Admitámoslo, no sabemos nada de nada, y no es por culpa del cerebro, como alguien podría pensar. Al contrario. Nuestro cerebro trabaja día y noche, procesa 400.000 millones de bits de información por segundo. ¿Alguien es capaz de imaginárselo? Asimismo, y posiblemente es una suerte, sólo somos conscientes de unos dos mil bits, los indispensables para ir tirando, mantener una conversación con el vecino sobre el tiempo o el fútbol y poco más. Sabemos muy pocas cosas y algunas de estas pocas cosas las olvidamos fácilmente. Así se explica nuestra pretensión de saberlo todo.

La ignorancia es atrevida, ya lo dijo Gracián.
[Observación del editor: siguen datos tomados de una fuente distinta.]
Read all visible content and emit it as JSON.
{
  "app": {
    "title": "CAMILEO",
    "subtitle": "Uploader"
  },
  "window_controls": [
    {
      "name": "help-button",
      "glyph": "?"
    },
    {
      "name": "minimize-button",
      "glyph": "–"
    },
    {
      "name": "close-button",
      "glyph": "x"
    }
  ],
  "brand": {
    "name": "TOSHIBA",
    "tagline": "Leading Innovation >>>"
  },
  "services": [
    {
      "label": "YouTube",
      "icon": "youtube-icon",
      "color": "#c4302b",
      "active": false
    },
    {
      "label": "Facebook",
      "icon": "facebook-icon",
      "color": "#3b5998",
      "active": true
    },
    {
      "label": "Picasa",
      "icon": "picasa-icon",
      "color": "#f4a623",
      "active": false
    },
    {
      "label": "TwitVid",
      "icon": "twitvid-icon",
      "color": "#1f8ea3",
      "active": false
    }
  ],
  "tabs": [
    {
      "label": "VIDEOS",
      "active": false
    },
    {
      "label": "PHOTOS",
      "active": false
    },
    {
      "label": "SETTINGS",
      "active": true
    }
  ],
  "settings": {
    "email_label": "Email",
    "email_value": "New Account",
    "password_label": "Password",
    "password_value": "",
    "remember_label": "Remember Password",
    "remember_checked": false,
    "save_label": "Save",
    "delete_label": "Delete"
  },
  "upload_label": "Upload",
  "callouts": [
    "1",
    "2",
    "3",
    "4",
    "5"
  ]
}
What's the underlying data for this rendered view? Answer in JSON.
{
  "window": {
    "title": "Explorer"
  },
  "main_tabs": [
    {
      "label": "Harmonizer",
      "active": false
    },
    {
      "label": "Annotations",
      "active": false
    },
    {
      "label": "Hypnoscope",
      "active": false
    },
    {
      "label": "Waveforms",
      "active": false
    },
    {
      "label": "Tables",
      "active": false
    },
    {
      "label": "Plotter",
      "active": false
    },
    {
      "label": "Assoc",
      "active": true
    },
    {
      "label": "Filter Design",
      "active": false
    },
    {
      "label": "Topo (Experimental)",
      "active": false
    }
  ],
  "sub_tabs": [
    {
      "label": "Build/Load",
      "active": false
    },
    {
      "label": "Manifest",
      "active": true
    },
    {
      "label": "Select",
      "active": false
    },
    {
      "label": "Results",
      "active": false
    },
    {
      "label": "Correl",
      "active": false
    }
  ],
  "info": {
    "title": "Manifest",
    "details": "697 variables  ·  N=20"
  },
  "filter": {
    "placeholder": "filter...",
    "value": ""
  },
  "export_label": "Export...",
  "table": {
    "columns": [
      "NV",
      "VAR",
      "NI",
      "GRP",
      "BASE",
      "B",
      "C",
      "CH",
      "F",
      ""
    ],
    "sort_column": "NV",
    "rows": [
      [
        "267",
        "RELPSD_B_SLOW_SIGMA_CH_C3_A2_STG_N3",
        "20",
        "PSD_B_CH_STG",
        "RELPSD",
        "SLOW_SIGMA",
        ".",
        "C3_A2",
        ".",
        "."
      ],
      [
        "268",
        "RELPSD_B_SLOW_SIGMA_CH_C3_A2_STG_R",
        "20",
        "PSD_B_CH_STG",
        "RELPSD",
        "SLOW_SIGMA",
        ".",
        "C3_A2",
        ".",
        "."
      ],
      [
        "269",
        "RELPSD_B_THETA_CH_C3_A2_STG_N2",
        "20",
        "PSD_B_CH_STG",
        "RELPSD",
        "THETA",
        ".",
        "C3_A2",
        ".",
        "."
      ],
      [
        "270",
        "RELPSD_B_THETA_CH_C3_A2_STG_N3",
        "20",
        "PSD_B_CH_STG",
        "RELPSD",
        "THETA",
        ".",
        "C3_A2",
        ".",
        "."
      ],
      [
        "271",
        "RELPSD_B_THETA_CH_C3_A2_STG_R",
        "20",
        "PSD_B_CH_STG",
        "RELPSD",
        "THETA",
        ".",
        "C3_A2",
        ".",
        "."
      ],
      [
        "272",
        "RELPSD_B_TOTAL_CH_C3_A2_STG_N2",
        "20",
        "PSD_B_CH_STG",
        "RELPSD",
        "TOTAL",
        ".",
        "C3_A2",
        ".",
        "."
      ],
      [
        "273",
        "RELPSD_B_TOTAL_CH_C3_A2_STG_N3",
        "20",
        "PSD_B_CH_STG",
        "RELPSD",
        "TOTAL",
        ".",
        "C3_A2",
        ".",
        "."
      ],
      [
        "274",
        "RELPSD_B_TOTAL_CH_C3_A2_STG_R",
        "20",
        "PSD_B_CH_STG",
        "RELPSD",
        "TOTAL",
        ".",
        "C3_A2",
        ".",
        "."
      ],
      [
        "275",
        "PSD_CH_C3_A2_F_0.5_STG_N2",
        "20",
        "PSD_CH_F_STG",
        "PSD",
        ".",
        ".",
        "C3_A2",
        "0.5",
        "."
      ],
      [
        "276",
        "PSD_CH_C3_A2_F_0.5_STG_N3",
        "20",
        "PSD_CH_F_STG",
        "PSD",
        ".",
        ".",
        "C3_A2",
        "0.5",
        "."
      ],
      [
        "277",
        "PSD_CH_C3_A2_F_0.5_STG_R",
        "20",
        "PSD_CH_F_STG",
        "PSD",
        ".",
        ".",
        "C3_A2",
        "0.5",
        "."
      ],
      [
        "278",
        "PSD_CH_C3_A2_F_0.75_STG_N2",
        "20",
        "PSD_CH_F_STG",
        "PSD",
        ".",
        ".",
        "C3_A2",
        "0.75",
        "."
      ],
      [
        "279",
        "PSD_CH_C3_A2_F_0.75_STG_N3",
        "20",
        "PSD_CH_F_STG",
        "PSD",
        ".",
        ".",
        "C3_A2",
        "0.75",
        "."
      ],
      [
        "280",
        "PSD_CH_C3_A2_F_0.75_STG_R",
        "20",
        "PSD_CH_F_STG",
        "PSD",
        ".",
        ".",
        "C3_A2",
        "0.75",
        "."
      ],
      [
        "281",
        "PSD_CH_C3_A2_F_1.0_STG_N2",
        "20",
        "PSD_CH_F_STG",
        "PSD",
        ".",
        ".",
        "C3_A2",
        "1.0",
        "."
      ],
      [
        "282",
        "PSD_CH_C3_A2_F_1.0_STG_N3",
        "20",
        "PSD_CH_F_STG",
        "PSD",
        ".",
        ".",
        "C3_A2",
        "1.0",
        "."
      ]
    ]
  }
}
Queremos demostrar que somos sabios y ni siquiera sabemos discernir que la sabiduría consiste en reconocer que “no sé nada”, como dijo Sócrates, pero ¿lo dijo de verdad? Vivimos en un mundo del cual sólo se conoce la punta del iceberg. El resto es oscuridad y misterio, por eso buscamos la luz de la trascendencia. El remedio, entonces, resulta peor que la enfermedad. Porque si además de ser ignorantes nos ponemos trascendentes, no hay quien nos aguante.